Either way you lose and I win...TT


----------



## UberLuxbod (Sep 2, 2014)

Why does UberPissed say in his next post he is turning in the phone?

But still do "it" periodically.

The "it" I can only assume is Ubering.

So is UberPissed actually leaving or just giving back the Uber Phone and going BYOD?


----------



## UberPissed (Aug 13, 2014)

I turned in my phone in November. I had trip down state, and thought I would turn on the driver app on my personal BYOD phone and see where it got me. Hadn't driven for about 3-4 months.


----------



## Raider (Jul 25, 2014)

Good luck brother...I hardly drive now, just weekends when it's surging..and I just cancel or just sit there till pax cancel if it's non surge and too far away...sucks that I can't even milk the guarantees anymore because when I'm hiding in the suburbs I would get pings 20 minutes away, nobody drives in the burbs anymore if they are they are ******ed


----------



## UberPissed (Aug 13, 2014)

The good thing about Chicago is that it is always surging (see pic) and I usually would get a ping within 20-30 seconds of turning it on.


----------



## Raider (Jul 25, 2014)

I don't like surging..it pisses off the customers and there's no consistency in it, most of the time u don't get a ping or u get a ping that's outside the surge zone...give me a fair rate of $3 base. $1.75 a mile and 40 cents a minute and I'll uber full time. At those rates u can make a decent living


----------



## uberdriver123 (Oct 8, 2014)

I thought they deactivate you if you don't drive for more than a month.


----------



## UberHammer (Dec 5, 2014)

uberdriver123 said:


> I thought they deactivate you if you don't drive for more than a month.
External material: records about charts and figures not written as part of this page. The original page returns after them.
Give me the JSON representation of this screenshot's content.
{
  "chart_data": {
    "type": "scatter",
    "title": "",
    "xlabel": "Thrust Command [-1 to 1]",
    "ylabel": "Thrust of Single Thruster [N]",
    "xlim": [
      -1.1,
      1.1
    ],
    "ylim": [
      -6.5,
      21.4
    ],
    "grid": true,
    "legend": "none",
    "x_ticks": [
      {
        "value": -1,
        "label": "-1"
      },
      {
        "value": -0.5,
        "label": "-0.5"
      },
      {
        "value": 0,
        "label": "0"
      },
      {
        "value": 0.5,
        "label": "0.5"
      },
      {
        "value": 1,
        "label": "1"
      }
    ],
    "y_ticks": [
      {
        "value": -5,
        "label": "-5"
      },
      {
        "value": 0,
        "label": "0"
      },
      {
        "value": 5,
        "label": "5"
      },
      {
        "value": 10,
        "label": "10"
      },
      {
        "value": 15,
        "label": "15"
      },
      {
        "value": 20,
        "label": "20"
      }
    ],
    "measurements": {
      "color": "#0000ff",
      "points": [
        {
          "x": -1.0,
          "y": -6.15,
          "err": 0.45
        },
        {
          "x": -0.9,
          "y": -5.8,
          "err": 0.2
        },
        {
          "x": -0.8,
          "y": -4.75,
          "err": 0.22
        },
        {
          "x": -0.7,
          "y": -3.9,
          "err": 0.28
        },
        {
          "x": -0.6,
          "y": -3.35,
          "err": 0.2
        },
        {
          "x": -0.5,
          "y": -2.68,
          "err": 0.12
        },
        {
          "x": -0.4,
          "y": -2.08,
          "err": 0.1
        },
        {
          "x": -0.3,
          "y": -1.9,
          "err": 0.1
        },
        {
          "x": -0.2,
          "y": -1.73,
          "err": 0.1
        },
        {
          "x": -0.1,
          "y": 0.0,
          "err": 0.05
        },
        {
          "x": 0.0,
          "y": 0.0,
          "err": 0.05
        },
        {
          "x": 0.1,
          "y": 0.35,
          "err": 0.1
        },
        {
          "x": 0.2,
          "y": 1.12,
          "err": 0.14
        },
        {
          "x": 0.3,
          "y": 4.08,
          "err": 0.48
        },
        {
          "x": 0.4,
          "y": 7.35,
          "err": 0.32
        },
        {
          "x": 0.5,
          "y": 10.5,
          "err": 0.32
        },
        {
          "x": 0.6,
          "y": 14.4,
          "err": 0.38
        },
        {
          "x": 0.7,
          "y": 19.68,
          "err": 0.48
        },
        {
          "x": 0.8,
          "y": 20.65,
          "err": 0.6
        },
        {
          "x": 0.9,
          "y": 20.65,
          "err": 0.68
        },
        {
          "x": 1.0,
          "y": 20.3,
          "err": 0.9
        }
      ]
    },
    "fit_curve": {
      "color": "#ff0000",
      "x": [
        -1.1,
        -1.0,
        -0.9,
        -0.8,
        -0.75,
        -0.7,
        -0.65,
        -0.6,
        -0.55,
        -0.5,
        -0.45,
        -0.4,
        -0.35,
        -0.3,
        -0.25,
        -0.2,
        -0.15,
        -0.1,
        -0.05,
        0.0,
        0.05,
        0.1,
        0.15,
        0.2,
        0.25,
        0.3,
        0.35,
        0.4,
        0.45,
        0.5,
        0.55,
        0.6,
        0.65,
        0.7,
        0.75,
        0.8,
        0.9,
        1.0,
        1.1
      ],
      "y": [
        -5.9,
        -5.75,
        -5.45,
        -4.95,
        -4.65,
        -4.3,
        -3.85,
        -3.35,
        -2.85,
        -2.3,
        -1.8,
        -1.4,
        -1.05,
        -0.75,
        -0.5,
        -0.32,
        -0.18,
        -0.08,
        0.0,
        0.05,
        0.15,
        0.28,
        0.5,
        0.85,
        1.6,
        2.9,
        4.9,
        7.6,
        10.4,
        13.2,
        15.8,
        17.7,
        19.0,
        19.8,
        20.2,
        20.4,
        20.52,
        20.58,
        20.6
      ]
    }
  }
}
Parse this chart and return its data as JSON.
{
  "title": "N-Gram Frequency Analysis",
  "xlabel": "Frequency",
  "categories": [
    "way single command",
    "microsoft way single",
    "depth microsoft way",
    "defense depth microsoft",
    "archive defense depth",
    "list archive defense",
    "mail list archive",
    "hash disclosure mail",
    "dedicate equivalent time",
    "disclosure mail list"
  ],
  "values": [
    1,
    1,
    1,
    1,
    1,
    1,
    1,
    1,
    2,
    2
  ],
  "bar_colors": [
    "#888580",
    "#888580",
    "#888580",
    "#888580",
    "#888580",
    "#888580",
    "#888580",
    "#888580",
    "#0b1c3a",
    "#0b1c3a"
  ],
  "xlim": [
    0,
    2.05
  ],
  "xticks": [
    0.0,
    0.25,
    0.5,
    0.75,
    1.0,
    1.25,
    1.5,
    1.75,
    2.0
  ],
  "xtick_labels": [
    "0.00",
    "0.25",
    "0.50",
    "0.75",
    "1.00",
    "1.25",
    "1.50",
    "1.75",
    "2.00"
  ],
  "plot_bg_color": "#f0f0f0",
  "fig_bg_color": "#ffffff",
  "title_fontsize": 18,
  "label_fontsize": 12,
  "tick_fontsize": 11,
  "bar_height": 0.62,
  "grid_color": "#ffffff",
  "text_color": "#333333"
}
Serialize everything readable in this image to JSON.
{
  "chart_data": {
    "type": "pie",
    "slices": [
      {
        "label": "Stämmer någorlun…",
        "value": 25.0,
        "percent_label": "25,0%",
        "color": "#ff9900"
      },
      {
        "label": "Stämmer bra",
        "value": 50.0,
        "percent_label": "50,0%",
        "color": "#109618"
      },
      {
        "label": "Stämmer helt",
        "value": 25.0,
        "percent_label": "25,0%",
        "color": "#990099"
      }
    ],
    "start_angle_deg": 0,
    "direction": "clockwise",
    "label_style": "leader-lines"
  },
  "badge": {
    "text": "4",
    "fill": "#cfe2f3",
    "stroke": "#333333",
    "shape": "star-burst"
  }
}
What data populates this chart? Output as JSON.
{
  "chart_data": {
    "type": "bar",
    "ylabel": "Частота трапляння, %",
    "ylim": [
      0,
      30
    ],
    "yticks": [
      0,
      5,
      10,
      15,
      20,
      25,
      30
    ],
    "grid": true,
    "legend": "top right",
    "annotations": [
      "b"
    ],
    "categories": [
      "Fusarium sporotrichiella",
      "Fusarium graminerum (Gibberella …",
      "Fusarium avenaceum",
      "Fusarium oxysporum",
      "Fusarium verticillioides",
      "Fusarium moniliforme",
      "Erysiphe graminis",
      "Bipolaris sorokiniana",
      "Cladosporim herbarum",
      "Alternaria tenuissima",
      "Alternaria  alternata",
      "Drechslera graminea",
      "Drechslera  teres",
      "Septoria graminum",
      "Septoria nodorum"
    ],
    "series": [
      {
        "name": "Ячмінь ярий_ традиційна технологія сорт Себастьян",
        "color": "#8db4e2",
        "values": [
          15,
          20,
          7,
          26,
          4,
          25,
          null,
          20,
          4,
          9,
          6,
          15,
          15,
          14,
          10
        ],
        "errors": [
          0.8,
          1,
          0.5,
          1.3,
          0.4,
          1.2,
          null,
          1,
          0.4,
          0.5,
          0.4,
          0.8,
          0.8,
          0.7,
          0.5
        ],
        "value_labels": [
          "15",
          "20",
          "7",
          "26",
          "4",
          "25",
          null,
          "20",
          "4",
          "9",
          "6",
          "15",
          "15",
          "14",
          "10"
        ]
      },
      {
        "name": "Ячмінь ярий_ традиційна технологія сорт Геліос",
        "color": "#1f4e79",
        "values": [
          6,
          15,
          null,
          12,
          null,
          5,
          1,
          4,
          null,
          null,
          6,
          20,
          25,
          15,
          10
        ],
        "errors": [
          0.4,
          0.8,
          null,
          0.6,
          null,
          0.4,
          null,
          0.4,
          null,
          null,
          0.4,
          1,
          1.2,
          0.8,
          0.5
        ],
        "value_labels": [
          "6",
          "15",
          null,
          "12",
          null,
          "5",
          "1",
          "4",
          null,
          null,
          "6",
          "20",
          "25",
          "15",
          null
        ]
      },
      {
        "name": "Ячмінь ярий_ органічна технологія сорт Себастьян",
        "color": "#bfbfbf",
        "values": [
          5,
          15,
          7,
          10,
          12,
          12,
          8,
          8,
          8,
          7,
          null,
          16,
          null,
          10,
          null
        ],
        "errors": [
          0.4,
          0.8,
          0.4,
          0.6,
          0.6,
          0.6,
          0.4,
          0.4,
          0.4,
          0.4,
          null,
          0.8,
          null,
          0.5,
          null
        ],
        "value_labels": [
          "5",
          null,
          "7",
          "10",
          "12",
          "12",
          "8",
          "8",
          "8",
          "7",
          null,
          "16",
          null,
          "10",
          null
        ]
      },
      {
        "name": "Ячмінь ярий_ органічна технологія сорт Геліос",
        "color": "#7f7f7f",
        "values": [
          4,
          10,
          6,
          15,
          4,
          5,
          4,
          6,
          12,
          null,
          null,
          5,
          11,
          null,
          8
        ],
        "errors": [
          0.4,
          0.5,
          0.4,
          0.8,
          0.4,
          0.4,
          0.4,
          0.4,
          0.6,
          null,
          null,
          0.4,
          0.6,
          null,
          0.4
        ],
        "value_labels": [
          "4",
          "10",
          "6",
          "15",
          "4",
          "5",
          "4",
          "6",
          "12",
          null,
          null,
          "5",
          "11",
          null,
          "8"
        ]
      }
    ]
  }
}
Yes, but it's not actively checked. Six months from now someone might go through and deactivate all drivers who haven't taken a trip in the past 30 days.... or someone might do it tonight. It doesn't happen to you on exactly one month since your last trip.


----------



## Bob Smith (Jan 11, 2015)

when you're deactivated can you still log on to your account for tax purposes?


----------



## DjTim (Oct 18, 2014)

uberdriver123 said:


> I thought they deactivate you if you don't drive for more than a month.


I haven't driven since January 2nd for Uber, Lyft or Sidecar. I'm active on all three platforms.


----------



## xtree78 (Nov 6, 2014)

It's 180 days before they deactivate. I have not logged on since Jan 9 and still active.


----------